I’m of the opinion that if you are a Christian who identifies with Judaism and gleans from its rich tradition or if you are a Messianic Jew and find depth and beauty in a Messiah centered Christian tradition, you can (gasp) definitely celebrate both Chanukah and a kosher Christmas. What does that look like? It will vary on the individual level and from family to family. For my family, we put the emphasis on Chanukah in our home. We make use of Chanukah’s light and miracle themes and relate them to God, Yeshua and His people. We tell the story of the Maccabees and the miracle of the oil. We light the menorah on all eight nights, bless God, give gifts, play driedel and texas driedel (for the adults), and eat latkes and donuts. For Christmas in our home, you won’t find any of the traditional decorations that you might expect. One of the primary reasons we do this is that for us and our kids, in the culture of America, we have no shortage of exposure to Christmas in its many forms. When we walk out the door of our house, it’s all over our neighborhoods, shopping places, work, school, etc. Chanukah on the other hand is harder to find, it’s less exposed and that to us makes it even more special and intimate. It is primarily limited to our house, a few friends, family and our synagogue.

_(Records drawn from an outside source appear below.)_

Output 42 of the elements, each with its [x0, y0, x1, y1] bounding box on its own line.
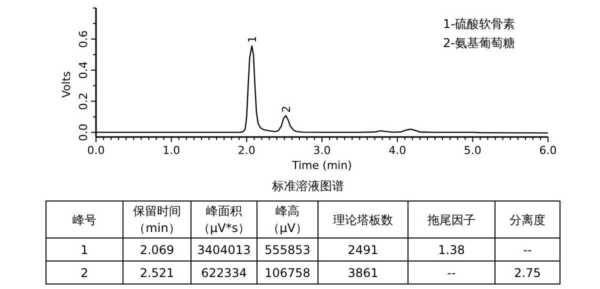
text: 2 — [80, 266, 88, 280]
text: 保留时间 — [133, 204, 181, 218]
text: 峰面积 — [206, 204, 242, 218]
annotation: 2-氨基葡萄糖 — [443, 36, 515, 50]
text: 2491 — [348, 243, 378, 257]
text: 1 — [80, 243, 88, 257]
text: （min） — [134, 221, 180, 235]
text: 622334 — [201, 266, 247, 280]
y-tick-label: 0.6 — [77, 30, 90, 48]
x-tick-label: 5.0 — [464, 144, 482, 157]
text: 理论塔板数 — [333, 213, 393, 227]
text: 2.069 — [140, 243, 174, 257]
annotation: 1-硫酸软骨素 — [443, 17, 515, 31]
annotation: 2 — [280, 106, 293, 113]
text: （μV*s） — [198, 221, 250, 235]
x-tick-label: 3.0 — [313, 144, 331, 157]
text: 峰号 — [72, 213, 96, 227]
text: 峰高 — [276, 204, 300, 218]
text: 3404013 — [197, 243, 251, 257]
x-tick-label: 6.0 — [539, 144, 557, 157]
x-axis-title: Time (min) — [291, 159, 352, 172]
y-tick-label: 0.0 — [77, 124, 90, 142]
y-tick-label: 0.4 — [77, 61, 90, 79]
text: -- — [447, 266, 456, 280]
text: 标准溶液图谱 — [271, 179, 344, 193]
text: 拖尾因子 — [426, 213, 476, 227]
text: 1.38 — [438, 243, 465, 257]
text: 3861 — [348, 266, 378, 280]
x-tick-label: 4.0 — [388, 144, 406, 157]
y-axis-title: Volts — [60, 70, 73, 98]
text: -- — [523, 243, 532, 257]
text: 555853 — [264, 243, 310, 257]
annotation: 1 — [246, 36, 259, 43]
text: 106758 — [264, 266, 310, 280]
x-tick-label: 1.0 — [162, 144, 180, 157]
x-tick-label: 2.0 — [238, 144, 256, 157]
text: 2.75 — [514, 266, 541, 280]
text: （μV） — [268, 221, 308, 235]
text: 2.521 — [140, 266, 174, 280]
y-tick-label: 0.2 — [77, 92, 90, 110]
x-tick-label: 0.0 — [87, 144, 105, 157]
text: 分离度 — [510, 213, 546, 227]
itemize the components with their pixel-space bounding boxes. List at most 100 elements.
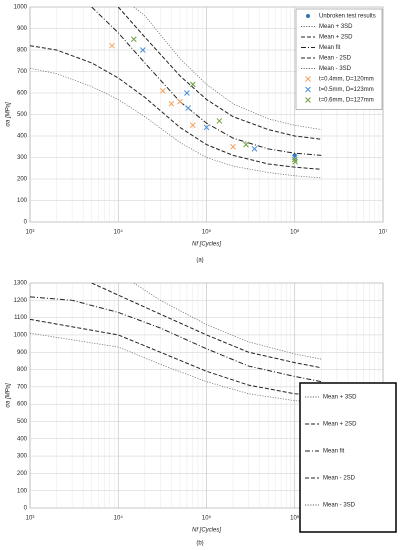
y-tick-label: 800 <box>17 48 28 54</box>
x-tick-label: 10⁴ <box>114 229 124 236</box>
marker-stroke <box>216 118 223 124</box>
caption: (b) <box>196 541 203 547</box>
x-tick-label: 10³ <box>26 230 35 236</box>
marker-stroke <box>305 86 311 93</box>
marker-stroke <box>291 156 298 163</box>
y-tick-label: 800 <box>17 367 28 373</box>
marker-stroke <box>292 158 298 165</box>
x-marker <box>305 76 311 82</box>
x-tick-label: 10⁶ <box>290 229 300 236</box>
x-marker <box>305 86 311 93</box>
legend-label: Unbroken test results <box>319 14 376 20</box>
y-tick-label: 500 <box>17 112 28 118</box>
series-line <box>91 283 322 369</box>
y-tick-label: 600 <box>17 91 28 97</box>
legend-label: Mean - 3SD <box>319 66 352 72</box>
marker-stroke <box>177 98 183 105</box>
caption: (a) <box>196 258 203 264</box>
x-marker <box>184 90 190 96</box>
x-tick-label: 10⁶ <box>290 515 300 522</box>
legend-label: Mean fit <box>323 449 345 455</box>
x-tick-label: 10⁵ <box>202 515 212 522</box>
y-tick-label: 100 <box>17 198 28 204</box>
marker-stroke <box>243 141 249 148</box>
series-line <box>117 7 322 140</box>
x-marker <box>251 146 258 152</box>
y-tick-label: 200 <box>17 471 28 477</box>
series-line <box>133 283 322 360</box>
x-marker <box>130 36 137 43</box>
x-marker <box>203 124 210 131</box>
marker-stroke <box>168 100 175 107</box>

Chanukah begins on the evening of December 20th this year and as I write this post that is only 9 days away. I think we all know when Christmas is.

I pray that this year your heart is warmed by God’s mercy and provision in your lives and you carry that glow or spark into the new year and I hope that the embers of His Spirit would grow day upon day into a full-fledged wildfire for Him and His ways. May He lead all of us to do mighty works for His Name and Glory!

May grace and shalom be multiplied upon you in the name of Yeshua the Messiah!